Doğrusu kendisi de bu heyecanlı bekleyişi (!) bu aralar hiç boşa
çıkartmıyor. Yalnızca dolar mı, şu son bir haftada olup bitene bir
bakın: Tecavüze uğramış, işkenceyle ölmeye yatırılmış, suç
biliminin ellerinde, medyanın sıradanlaştırıcı dilinde nesneye
dönüştürülmüş küçücük bedenleriyle kaybolan çocuklar, Çorlu’da ağır
bir ihmalin sonucu olduğu her halinden belli feci bir tren kazası,
OHAL’in son kanun hükmünde kararnameleri, bu kararnamelerden
biriyle gelen kıyım benzeri ihraçlar, yeni rejimin başlangıcını
imleyen bir yemin töreni, bu törenin hemen ardından Bakanlar
Kurulu’nun açıklanması, bir numaralı Cumhurbaşkanlığı Kararnamesi
ile güçlendirilmiş merkezini Cumhurbaşkanı’nın tek adam olarak
işgal ettiği yeni rejimin yeni yönetim mantığının resmen ilan
edilmesi, bir başka ifadeyle bildiğimiz haliyle Cumhuriyet’in
yerine bir başka “şey”in geçtiğinin inkar edilemez gerçekliğinin
üzerimize çöküşü, muhalefet partilerinin, hiçbir şey olmamış gibi,
milletvekillerinin yeni dönemde işlevi belirsiz Meclis’te yemin
etmelerinden sonra yerel seçim hedefleri doğrultusunda
hazırlıklarına başladıklarını kamuoyuna ilan etmeleri, Soma
davasının son duruşmasında bütün adalet beklentilerinin
beyhudeliğini gözümüze sokarcasına okunan karar, daha FETÖ’nün
uçsuz bucaksız gibi görünen çıkar/suç ağlarını çözememişken
başımıza bir de Adnan Hoca örgütünün çıkması, NATO’da “Kabadayılar
Çetesi”nin reisi Donald Trump eliyle çıkarılan kriz, Dünya
Kupası’nda Hırvatistan’ın final oynayacak olması.... Özeti bile
yarım sayfa süren gündem, benim seçtiklerimle, şu anda yeni bir şey
olmadıysa böyle.
Böyle bir gündem yazma kolaylığı değil, güçlüğü yaratıyor. Çok
fazla yazı, çok fazla söz dolaşıyor. Gündemin hızı, yazanı bu hıza
ayak uydurmaya zorluyor. Bunun ise en görünen sonucu, yazmaya eşlik
eden düşünsel sürecin kesintili, kendiliğinden, çoğu kez içten,
ancak yüzeysel olmaktan kaçınamayan bir tarzda ortaya çıkması.

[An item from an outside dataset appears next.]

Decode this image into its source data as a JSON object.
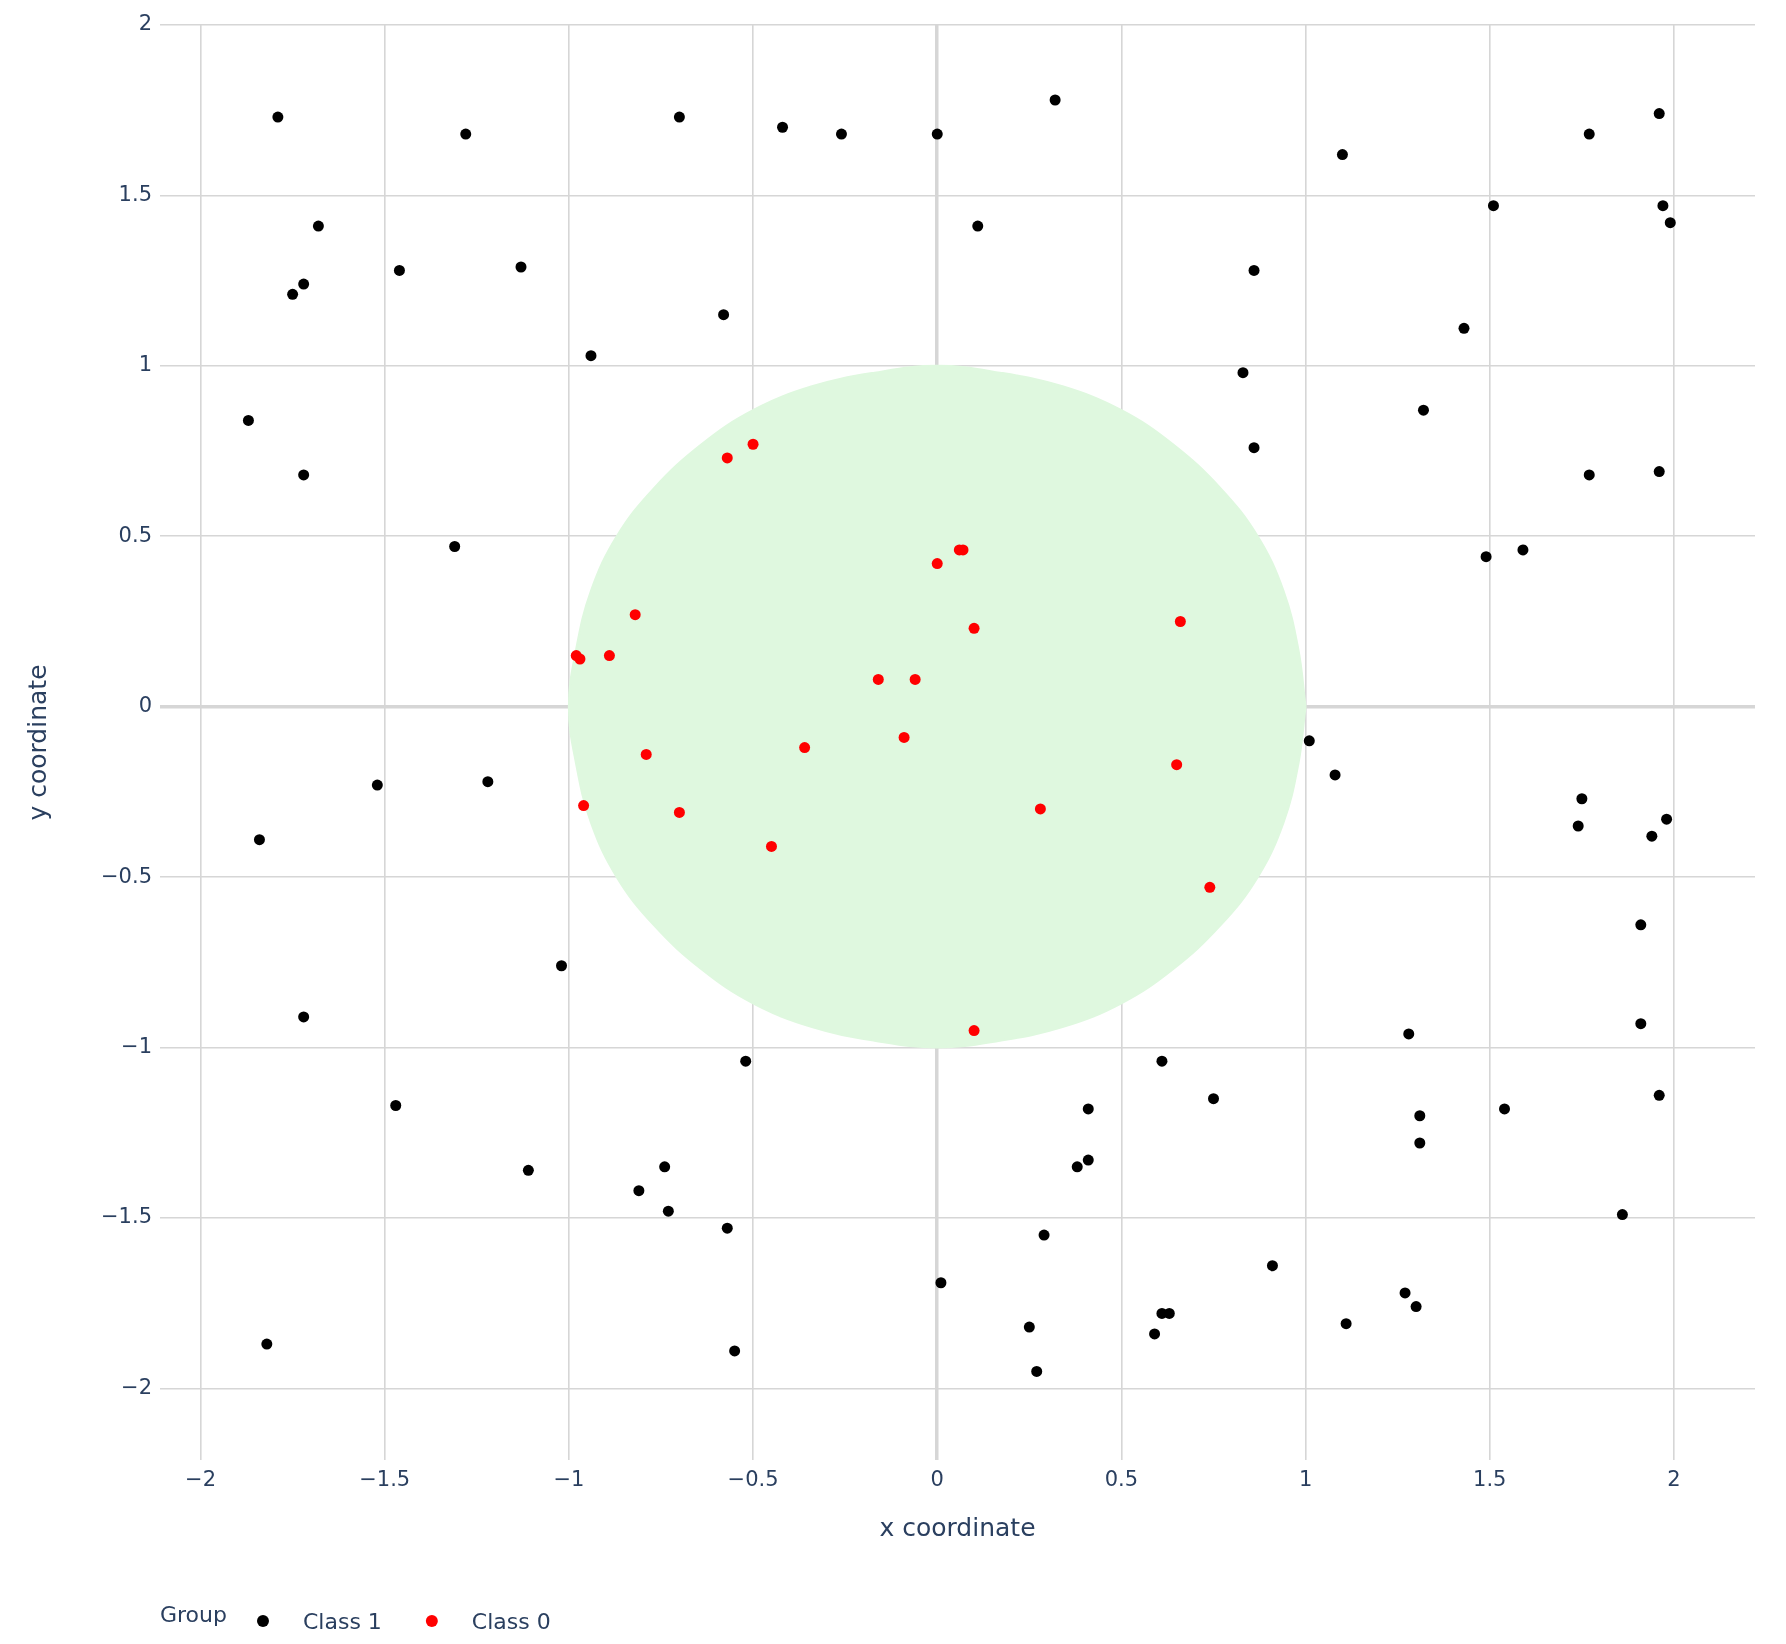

Böyle yazarken bir adım geriye çekilip düşündüklerinin üzerine
düşünmek neredeyse imkansızlaşıyor. Böyle yazmanın
kendiliğindenliğini seviyorum; yazma alışkanlıklarımı alt üst eden
hızdan da ancak yazmaya başlayıncaya kadar şikayetçiyim. Bu hız, bu
kendiliğindenlik, yazmayı bir tür konuşmaya dönüştürüyor ki bana
sözü bir direniş biçimi olarak düşünebilme olanağı veriyor. Çekici
olan yanı da bu sanırım.
OHAL’in 8 Temmuz 2018 tarihli son Kanun Hükmünde Kararnamesi ile
ihraç edilen Barış Akademisyenleri, yıllardır çalıştıkları
fakültelerinden odalarını boşaltıp ayrılırlarken attıkları imzanın
arkasında olduklarını, bugün olsa metni yine imzalayacaklarını
yüksek sesle korkusuzca beyan ettiler. Aylardır her ihraçtan sonra
verdikleri demeçlerde, kendilerine karşı açılan davalarda
yaptıkları savunmalarda aralarında olmaktan gurur duyduğum bu
akademisyenler, ısrarla aynı şeyi söylüyorlar. (Dileyen okurlar,
bianet’ten bu savunmaların metinlerine ulaşabilirler.) Barış
akademisyenlerinin ısrarında, rejimin otoriterliği su götürmez bir
gerçek olarak ortadayken söz söyleme cesaretinin, eleştirinin
değerini yeniden tartışmaya açmak için bir fırsat, muhalefetin yeni
rejimde kendisine yol ararken ne yapması gerektiği sorusuna da paha
biçilmez bir yanıt görüyorum.
Fransız düşünür Michel Foucault 1983 yılında derslerini Antik
Yunan felsefesinin kavramlarından biri olan parrësia’ya ayırmıştı.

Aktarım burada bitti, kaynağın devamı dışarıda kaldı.